Mrs America and the myth of the American left

(Photo by Bettmann Archive/Getty Images)
Mrs. America (BBCiPlayer) is one of the best American TV dramas in recent years. It has a catchy soundtrack, brilliant opening titles and a superb cast: Cate Blanchett as the right-wing American activist, Phyllis Schlafly (pictured above); John Slattery (Roger Sterling in Mad Men) as her husband, Fred; Rose Byrne as the 1970s feminist, Gloria Steinem; Margo Martindale (Claudia in The Americans) as Bella Abzug; and Tracy Ullman as Betty Friedan, author of The Feminine Mystique.
The series tells the story of the fight for the Equal Rights Amendment (ERA), one of the two great battles which defined 1970s American feminism, along with the fight over abortion rights and Roe vs. Wade. On one side, there are the leading American feminists of the 1970s: Steinem, Abzug, Friedan and Shirley Chisholm, the first Black politician to be elected to Congress. On the other, are socially conservative women led by Phyllis Schlafly, a right-wing Catholic from Alton, Illinois.
What is so interesting about Mrs. America is that it gives due attention to Schlafly, as opposed to the better-known east coast feminists like Steinem, Abzug and Friedan. Portrayed by Blanchett, Schlafly comes across as part monster, part spokeswoman for the conservative revolution which changed 1970s and 1980s America.
The series, created by Canadian TV writer, Dahvi Waller (Desperate Housewives, Mad Men), does a good job of putting the battle over the ERA in a larger context: the battle between the east coast left and the social conservatives of middle America who made Reaganism possible, devoutly Christian, anti-communist and passionately opposed to the big social changes of the Sixties and Seventies, abortion, feminism, gay rights and the ERA. Figures like Jesse Helms, a far-right Republican from North Carolina who served in the Senate for thirty years, and Jerry Falwell, a Southern Baptist and conservative activist, are name-checked.
Activists from Left and Right are routinely betrayed by Washington politicians, and the series does a good job of presenting the splits within both movements. Will white feminists stand by a Black politician like Shirley Chisholm? Will lesbian activists be sold down the river by the more pragmatic women behind the ERA? Will Reagan give a top political job to Schlafly, who did so much to get him elected in 1979?
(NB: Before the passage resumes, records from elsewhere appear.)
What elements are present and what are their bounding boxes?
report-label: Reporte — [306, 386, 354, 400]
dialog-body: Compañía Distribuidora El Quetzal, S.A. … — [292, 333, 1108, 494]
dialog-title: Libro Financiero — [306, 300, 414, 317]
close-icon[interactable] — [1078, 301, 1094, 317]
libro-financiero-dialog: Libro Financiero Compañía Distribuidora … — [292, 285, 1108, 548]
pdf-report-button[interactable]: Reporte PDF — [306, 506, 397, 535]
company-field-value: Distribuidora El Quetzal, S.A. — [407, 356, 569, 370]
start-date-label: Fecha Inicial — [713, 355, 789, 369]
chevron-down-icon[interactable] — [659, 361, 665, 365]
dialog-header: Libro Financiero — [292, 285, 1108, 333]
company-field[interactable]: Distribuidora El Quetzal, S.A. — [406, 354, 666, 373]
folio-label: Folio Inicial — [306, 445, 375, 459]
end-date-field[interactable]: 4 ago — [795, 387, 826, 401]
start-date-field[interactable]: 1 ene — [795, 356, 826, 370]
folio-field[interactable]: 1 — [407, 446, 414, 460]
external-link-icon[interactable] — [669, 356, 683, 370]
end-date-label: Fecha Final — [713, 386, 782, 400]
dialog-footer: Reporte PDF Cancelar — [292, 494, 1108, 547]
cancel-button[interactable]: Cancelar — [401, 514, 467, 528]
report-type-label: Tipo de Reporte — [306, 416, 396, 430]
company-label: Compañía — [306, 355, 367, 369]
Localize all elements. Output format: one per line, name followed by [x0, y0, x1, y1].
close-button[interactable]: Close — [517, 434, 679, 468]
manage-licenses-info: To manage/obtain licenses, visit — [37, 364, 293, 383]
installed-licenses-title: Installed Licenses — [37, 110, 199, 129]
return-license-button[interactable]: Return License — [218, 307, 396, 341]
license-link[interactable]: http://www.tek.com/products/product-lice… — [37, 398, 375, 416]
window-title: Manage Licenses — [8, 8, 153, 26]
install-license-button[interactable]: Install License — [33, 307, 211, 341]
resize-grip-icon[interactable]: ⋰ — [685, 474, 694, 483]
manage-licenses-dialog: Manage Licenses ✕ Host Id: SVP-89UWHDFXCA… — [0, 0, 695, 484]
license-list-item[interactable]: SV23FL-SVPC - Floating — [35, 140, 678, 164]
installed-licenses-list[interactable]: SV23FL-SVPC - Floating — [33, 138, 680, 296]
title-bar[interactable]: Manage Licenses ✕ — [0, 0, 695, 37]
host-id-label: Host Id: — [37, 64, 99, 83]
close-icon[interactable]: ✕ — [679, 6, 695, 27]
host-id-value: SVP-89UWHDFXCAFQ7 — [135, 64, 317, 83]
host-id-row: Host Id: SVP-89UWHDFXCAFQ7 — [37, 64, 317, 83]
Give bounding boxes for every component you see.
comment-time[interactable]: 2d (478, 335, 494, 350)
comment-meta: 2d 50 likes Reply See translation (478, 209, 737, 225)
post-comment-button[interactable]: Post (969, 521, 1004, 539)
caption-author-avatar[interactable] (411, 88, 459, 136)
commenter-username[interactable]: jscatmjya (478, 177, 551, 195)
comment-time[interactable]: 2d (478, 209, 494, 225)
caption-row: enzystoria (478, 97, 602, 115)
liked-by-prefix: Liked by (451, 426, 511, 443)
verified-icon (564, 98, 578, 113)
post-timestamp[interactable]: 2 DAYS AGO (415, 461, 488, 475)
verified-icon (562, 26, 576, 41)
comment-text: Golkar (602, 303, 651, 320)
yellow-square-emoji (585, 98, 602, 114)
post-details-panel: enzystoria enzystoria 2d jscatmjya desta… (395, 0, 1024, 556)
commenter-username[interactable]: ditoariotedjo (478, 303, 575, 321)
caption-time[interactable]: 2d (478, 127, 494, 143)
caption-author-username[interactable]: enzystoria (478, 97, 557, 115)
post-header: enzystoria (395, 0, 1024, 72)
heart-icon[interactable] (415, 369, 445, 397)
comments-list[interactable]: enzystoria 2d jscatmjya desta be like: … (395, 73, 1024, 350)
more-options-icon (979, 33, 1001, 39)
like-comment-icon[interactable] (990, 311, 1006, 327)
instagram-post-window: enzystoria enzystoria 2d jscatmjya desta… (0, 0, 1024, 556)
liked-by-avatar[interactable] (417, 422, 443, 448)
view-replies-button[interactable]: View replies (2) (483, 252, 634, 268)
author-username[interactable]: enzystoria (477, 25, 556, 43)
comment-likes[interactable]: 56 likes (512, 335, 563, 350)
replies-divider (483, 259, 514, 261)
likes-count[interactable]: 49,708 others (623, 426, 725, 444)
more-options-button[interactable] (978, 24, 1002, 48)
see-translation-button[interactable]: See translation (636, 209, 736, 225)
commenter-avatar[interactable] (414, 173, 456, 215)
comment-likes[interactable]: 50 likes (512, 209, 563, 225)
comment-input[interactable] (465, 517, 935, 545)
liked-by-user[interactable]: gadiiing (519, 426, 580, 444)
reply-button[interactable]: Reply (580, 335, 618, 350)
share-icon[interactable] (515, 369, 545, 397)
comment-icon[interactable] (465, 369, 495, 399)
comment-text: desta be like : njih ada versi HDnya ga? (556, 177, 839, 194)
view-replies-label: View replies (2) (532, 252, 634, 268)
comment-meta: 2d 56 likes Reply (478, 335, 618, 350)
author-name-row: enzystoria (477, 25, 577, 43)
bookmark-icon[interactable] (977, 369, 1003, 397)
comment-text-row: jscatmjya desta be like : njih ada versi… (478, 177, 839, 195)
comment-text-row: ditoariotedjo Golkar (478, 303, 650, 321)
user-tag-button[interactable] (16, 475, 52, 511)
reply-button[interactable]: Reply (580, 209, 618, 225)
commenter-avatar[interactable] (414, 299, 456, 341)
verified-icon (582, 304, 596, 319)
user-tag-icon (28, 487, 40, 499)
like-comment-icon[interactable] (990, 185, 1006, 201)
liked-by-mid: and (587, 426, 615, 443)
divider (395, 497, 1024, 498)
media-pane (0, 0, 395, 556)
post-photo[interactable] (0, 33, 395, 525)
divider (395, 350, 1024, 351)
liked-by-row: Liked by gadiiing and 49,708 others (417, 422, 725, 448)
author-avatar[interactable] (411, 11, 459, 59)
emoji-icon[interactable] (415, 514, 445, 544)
The best thing about Mrs. America is how even-handed it is in its politics. Of course, the production’s heart lies with the feminists, but Schlafly steals the show. She is not treated as a fool or a bigot. Above all, there are scenes reminiscent of the BBC2 documentary series, Thatcher: A Very British Revolution, with its extraordinary footage of Thatcher, the only women in the shadow cabinet, surrounded by middle-aged men in grey suits. Schlafly is clever, passionate, principled, but she is living in a man’s world, patronised by male politicians (at one point she is asked to take minutes at a meeting, as the only woman there). The series is a superb reminder of what kind of place 1970s America was. Secretaries are harassed by their bosses, women are constantly talked down to, treated as second-rate citizens by their husbands.
But in the last two episodes, the producers can’t help themselves. Their left-wing views come to the fore. Reagan’s election in 1979 was the beginning of sixteen years of Republican rule. The right won four elections in a row. But the producers downplay this sea change. There’s a scene where the feminists resign from a commission in solidarity with Bella Abzug when she’s fired by Carter’s right-hand man. This is treated as a huge moment. But this is peanuts compared to Reagan’s election, just a few months later. That changed America. Steinem and Abzug didn’t. Liberal TV execs may wish that hadn’t happened, but it did, and if you’re making historical series you need to be true to history.
At the end, we see Schlafly on her own in her kitchen, the right-wing housewife betrayed by Reagan, whose election she made possible. Gloria Steinem, by contrast, is shown being cheered by an adoring audience in some college auditorium. We never see Schlafly’s followers en masse. They are usually presented as a handful of housewives in an office. The feminists, on the other hand, are seen as leaders of a mass movement. But Schlafly’s social conservatives were also a mass movement, one that changed late 20th century America and rolled back the gains of the Sixties. Like it or hate it, this was one of the great social movements in post-war America. You cannot understand Trump’s America, or his success in 2016, without Phyllis Schlafly and her mailing lists.
Mrs. America has many virtues. It is compelling TV drama. But it also shows how British and American TV still can’t let go of their myths of the Sixties when the Left always wins.